If the middle term of

Question:

If the middle term of $\left(\frac{1}{x}+x \sin x\right)^{10}$ is equal to $7 \frac{7}{8}$, then the value of $x$ is

(a) $2 n \pi+\frac{\pi}{6}$

(b) $n \pi+\frac{\pi}{6}$

(c) $n \pi+(-1)^{n} \frac{\pi}{6}$

(d) $n \pi+(-1)^{n} \frac{\pi}{3}$

Solution:

Given middle term of $\left(\frac{1}{x}+x \sin x\right)^{10}$ is $7 \frac{7}{8}$

Since n = 10

i.e. middle term is $\left(\frac{n}{2}+1\right)^{\text {th }}$ term is 6th term.

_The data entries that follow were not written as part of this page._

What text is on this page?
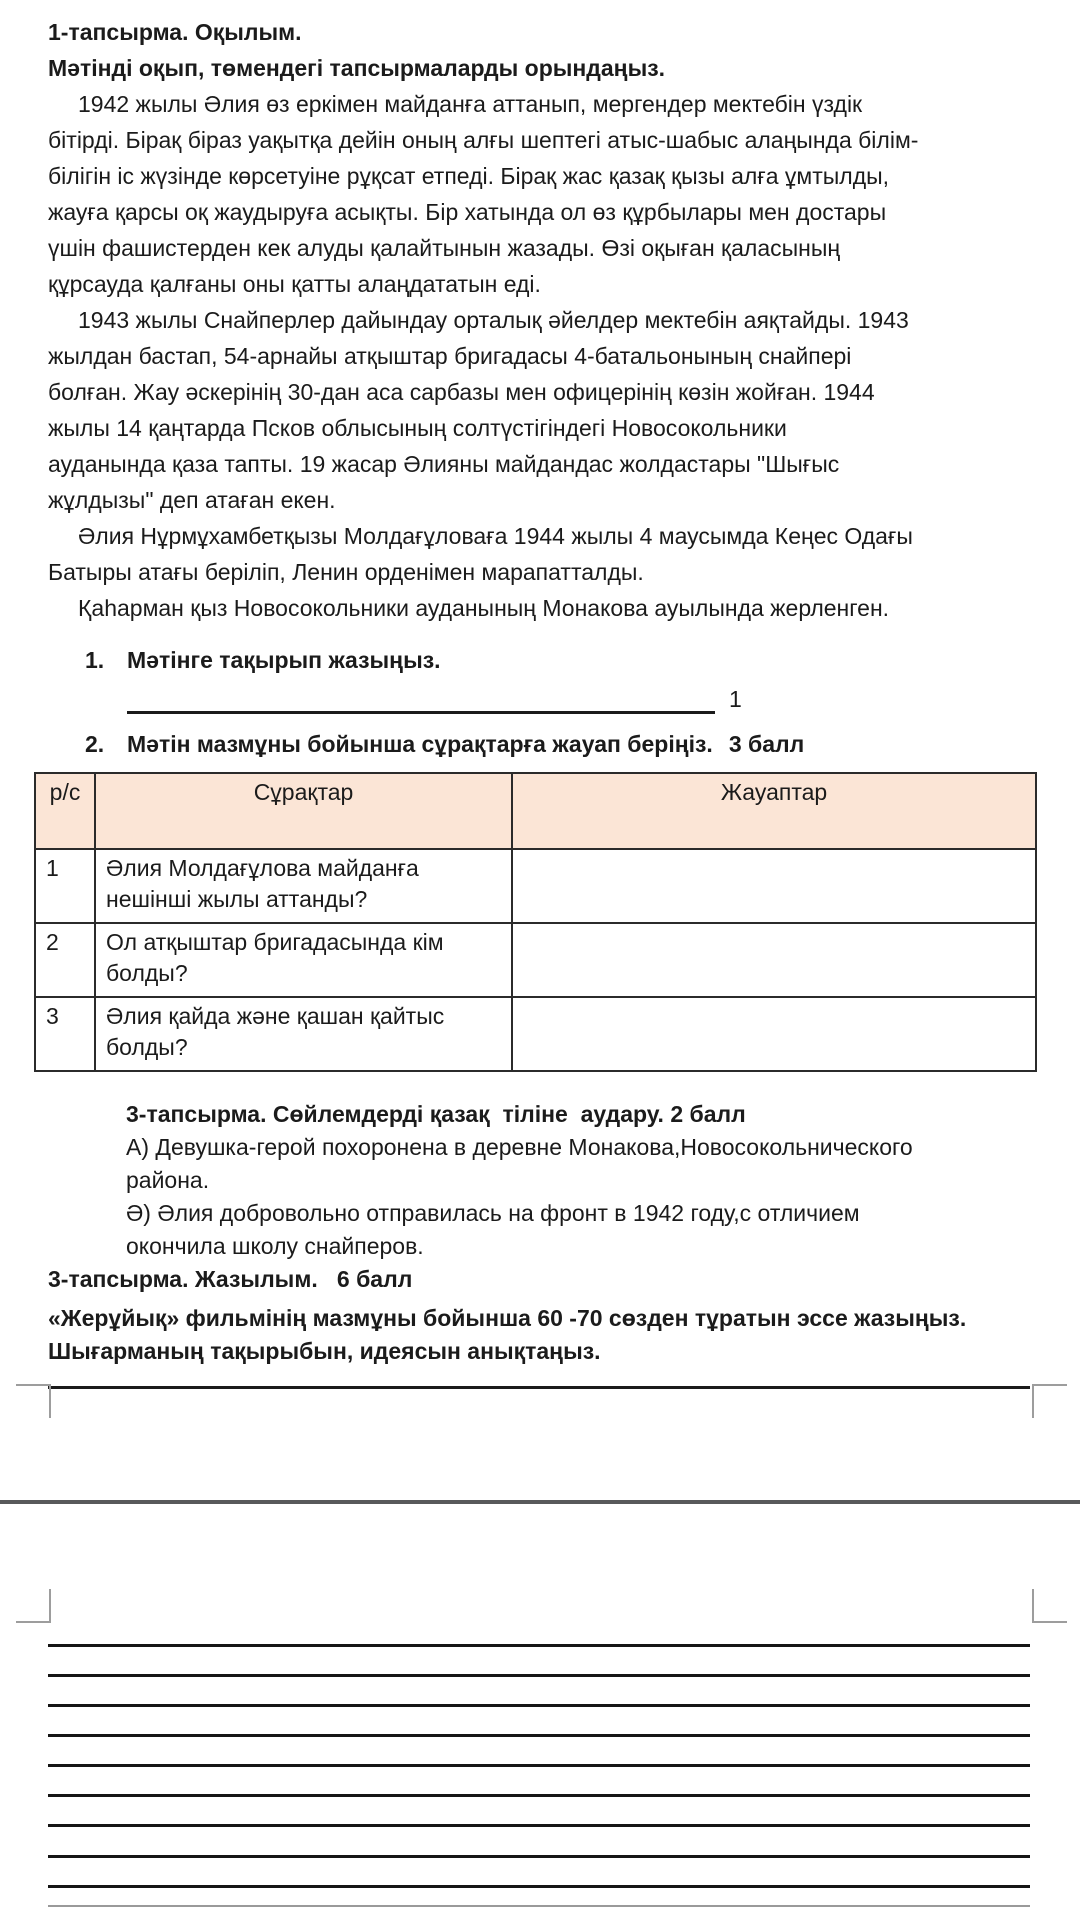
1-тапсырма. Оқылым.
Мәтінді оқып, төмендегі тапсырмаларды орындаңыз.
1942 жылы Әлия өз еркімен майданға аттанып, мергендер мектебін үздік
бітірді. Бірақ біраз уақытқа дейін оның алғы шептегі атыс-шабыс алаңында білім-
білігін іс жүзінде көрсетуіне рұқсат етпеді. Бірақ жас қазақ қызы алға ұмтылды,
жауға қарсы оқ жаудыруға асықты. Бір хатында ол өз құрбылары мен достары
үшін фашистерден кек алуды қалайтынын жазады. Өзі оқыған қаласының
құрсауда қалғаны оны қатты алаңдататын еді.
1943 жылы Снайперлер дайындау орталық әйелдер мектебін аяқтайды. 1943
жылдан бастап, 54-арнайы атқыштар бригадасы 4-батальонының снайпері
болған. Жау әскерінің 30-дан аса сарбазы мен офицерінің көзін жойған. 1944
жылы 14 қаңтарда Псков облысының солтүстігіндегі Новосокольники
ауданында қаза тапты. 19 жасар Әлияны майдандас жолдастары "Шығыс
жұлдызы" деп атаған екен.
Әлия Нұрмұхамбетқызы Молдағұловаға 1944 жылы 4 маусымда Кеңес Одағы
Батыры атағы беріліп, Ленин орденімен марапатталды.
Қаһарман қыз Новосокольники ауданының Монакова ауылында жерленген.
1. Мәтінге тақырып жазыңыз.
1
2. Мәтін мазмұны бойынша сұрақтарға жауап беріңіз. 3 балл
р/с	Сұрақтар	Жауаптар
1	Әлия Молдағұлова майданға нешінші жылы аттанды?	
2	Ол атқыштар бригадасында кім болды?	
3	Әлия қайда және қашан қайтыс болды?	
3-тапсырма. Сөйлемдерді қазақ  тіліне  аудару. 2 балл
А) Девушка-герой похоронена в деревне Монакова,Новосокольнического
района.
Ә) Әлия добровольно отправилась на фронт в 1942 году,с отличием
окончила школу снайперов.
3-тапсырма. Жазылым.   6 балл
«Жерұйық» фильмінің мазмұны бойынша 60 -70 сөзден тұратын эссе жазыңыз.
Шығарманың тақырыбын, идеясын анықтаңыз.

$\therefore T_{6}=T_{5+1}={ }^{10} C_{5}\left(\frac{1}{x}\right)^{10-5}(x \sin x)^{5}$

i. e. $\frac{63}{8}={ }^{10} C_{5} \frac{1}{x^{5}} \times x^{5}(\sin x)^{5}$

i. e. $\frac{63}{8}=\frac{10 !}{5 ! 5 !} \sin ^{5} x$

i. e. $\frac{63}{8}=252 \sin ^{5} x$

i.e. $\sin ^{5} x=\frac{1}{3^{2}}=\left(\frac{1}{2}\right)^{5}$

i. e. $\sin x=\frac{1}{2}$

i. e. $x=n \pi+(-1)^{n} \frac{\pi}{6}$

Hence, the correct answer is option C.